Wednesday, 20 January 2021

"The Kitchen Triangle"

The fridge-hob-sink triangle is - supposedly - a key consideration when deciding a kitchen layout. Here are some examples from Wonderful Kitchens. I assume they are Australian, hence "stright" instead of "straight":

Two things occurred to me recently:

1. Whichever layout you choose, there will be a lot of traipsing back and forth and people getting in each others' way. If you have the space and can afford it, a far better layout is to have two sinks. A small one between fridge and hob for washing vegetables and filling pans (only needs a cold feed) and a large one for washing dishes - preferably double-bowl so that you can wash in soapy water and rinse in clean water.

2. Work tops are usually 60cm deep, which is far too narrow. Inevitably, you have stuff along the back (kettle, toaster, blender, spices, utensils etc). These take up nearly half the depth, leaving you only with a narrow strip along the front for preparing food. If you go to 75cm or 80 cm depth, you double the effective working space.

The length of the work top is limited by how big the room is, but the depth isn't (unless it's an unusually narrow room). If the room is small, it's tempting to go L-shape to increase useable work surface - but actually the first thing you should consider is increasing it by having a deeper work top just along the longest wall. Also, my wife hates corner cupboards and would rather have a straight run, I agree with her on this.

Applying 1 and 2, we end up with this:

I assume that you have a fridge/freezer under the work top (or a larder fridge and a freezer if there's space). There's space for your kettle/toaster above/behind the fridge/freezer; for spices, cooking oil and utensils behind the hob; and for washing up liquid and scourers etc behind the double sink. The microwave goes on an eyeline shelf above the fridge/freezer or small sink, obviously, otherwise you waste too much work surface.

So you end up with a nice production line - take food out of fridge/freezer; wash/prepare; put in pans; cook; put used pans next to washing up sink; wash, rinse and put on draining board. Two people can easily work side by side with a minimum of getting in each others' way.


Bayard said...

I am now on my sixth kitchen design and agree with your conclusions. Indeed my latest design is a straight line as you show except that the sink is across the end, making an narrow L. There is no corner cupboard below the corner as below the sink will be solid masonry (or solid rock, I haven't investigated yet)leaving just enough room for the drains. I like the second sink idea and am going to see if there's room to fit one. I can't increase the depth of the worktop because the kitchen is in a narrow slot.
On another matter, I'm glad to see that you've put the sink where it is because it makes sense in the layout, not because it's under a window.

Mark Wadsworth said...

B, ta.

I've only ever done three kitchens, and two were so small that there wasn't really any choice on how to arrange it (I visited the flat next door to my second attempt, he had done EXACTLY the same arrangement). I had more space in the third one, but I messed up not having enough free space to left and right of hob.

As to depth, every inch counts. If there's enough room for one person to squeeze past another, that's enough.
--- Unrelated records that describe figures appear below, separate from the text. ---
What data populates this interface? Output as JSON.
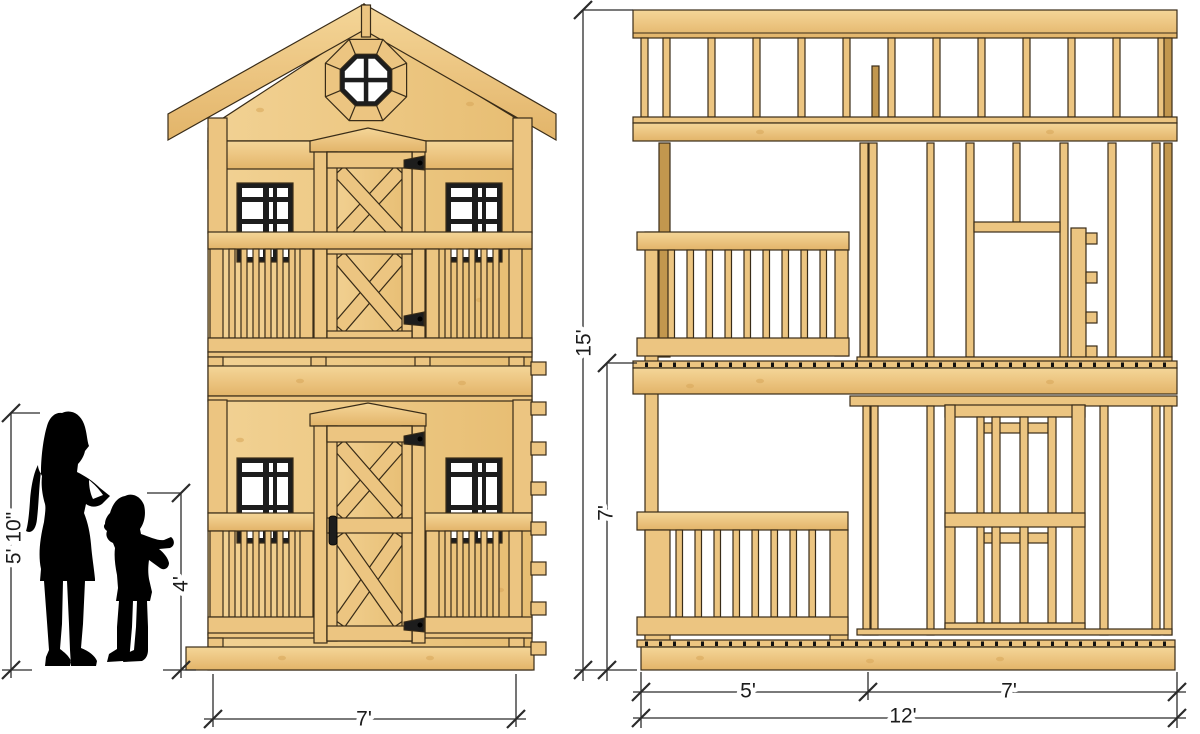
{
  "drawing": {
    "front_view": {
      "adult_height_label": "5' 10\"",
      "child_height_label": "4'",
      "width_label": "7'"
    },
    "side_view": {
      "total_height_label": "15'",
      "lower_story_height_label": "7'",
      "porch_depth_label": "5'",
      "interior_depth_label": "7'",
      "total_depth_label": "12'"
    }
  },
  "colors": {
    "wood": "#ecc581",
    "wood_light": "#f5d99f",
    "wood_shade": "#c2974e",
    "wood_dark": "#a87f3e",
    "outline": "#392c18",
    "window_frame": "#1d1d1d",
    "glass": "#ffffff",
    "dimension": "#2b2b2b",
    "silhouette": "#000000",
    "background": "#ffffff"
  }
}
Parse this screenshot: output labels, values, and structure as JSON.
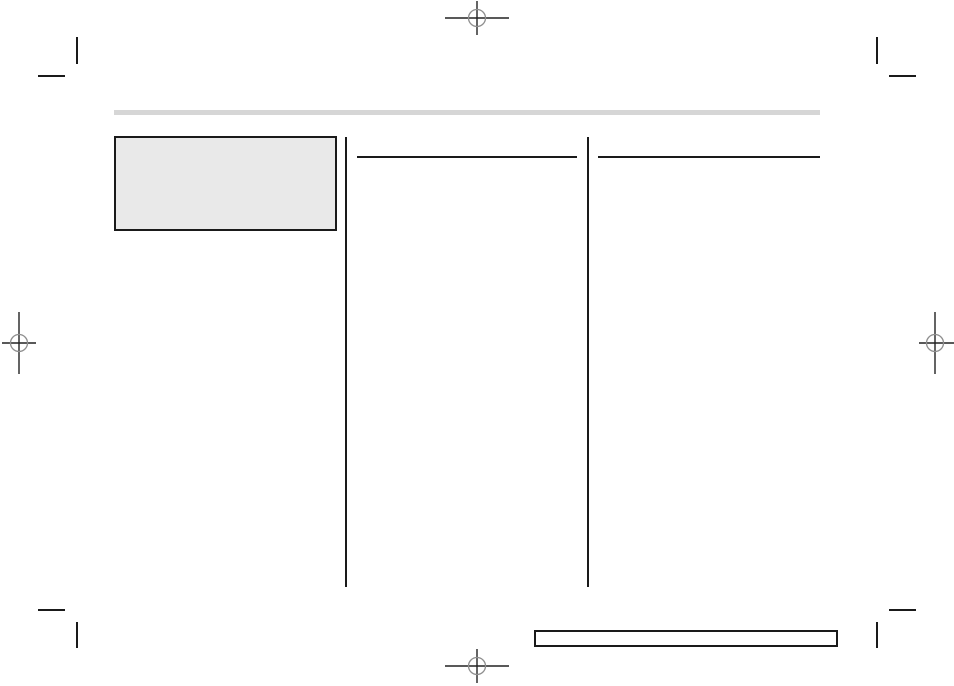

Clearly, you can flip it left to right to get the washing up sink near the window. Dunno why this is a rule, but it just is. Also, I think the layout I showed works better for left handed people. All things being equal, I'd flip it left to right (being right handed).

ontheotherhand said...

The kitchen triangle thing is one of those pleasing ideas that somehow sticks and becomes received wisdom, but.... If the overall design aim is to reduce movement between work areas, the world has got a lot more complicated since the 40s when this was developed. You mention the microwave which together with the toaster and electric kettle and dish washer we now have more than 3 regular points to visit. Also depending on your council how many blessed types of recycling and separation required making waste management design important for a tidy unsmelly kitchen.
If I make some toast I go to breadbin, toaster, drawer for knife and plate, cupboard or fridge for spread, then dishwasher. For tea which is quite regular, the tap, the kettle, the tea bag, the milk, the mug, tea bag disposal etc. I think the ease of micro-preparations like those are as important as cooking the big meals. My sister has a tap with an integrated boiler for tea and it is a very tidy solution saving a trip from tap to kettle (but I don't think it is near enough to 100 to make great tea...)

Mark Wadsworth said...

OTOH, the aim is to minimise walking around, you will never eliminate it entirely so no point trying.

Clearly, in the layout I recommend, the kettle is next to the small sink, the toaster is near it, milk and butter are in the fridge and breakfast cereal, tea bags and bread are nearby (on surface or in eye level cupboard).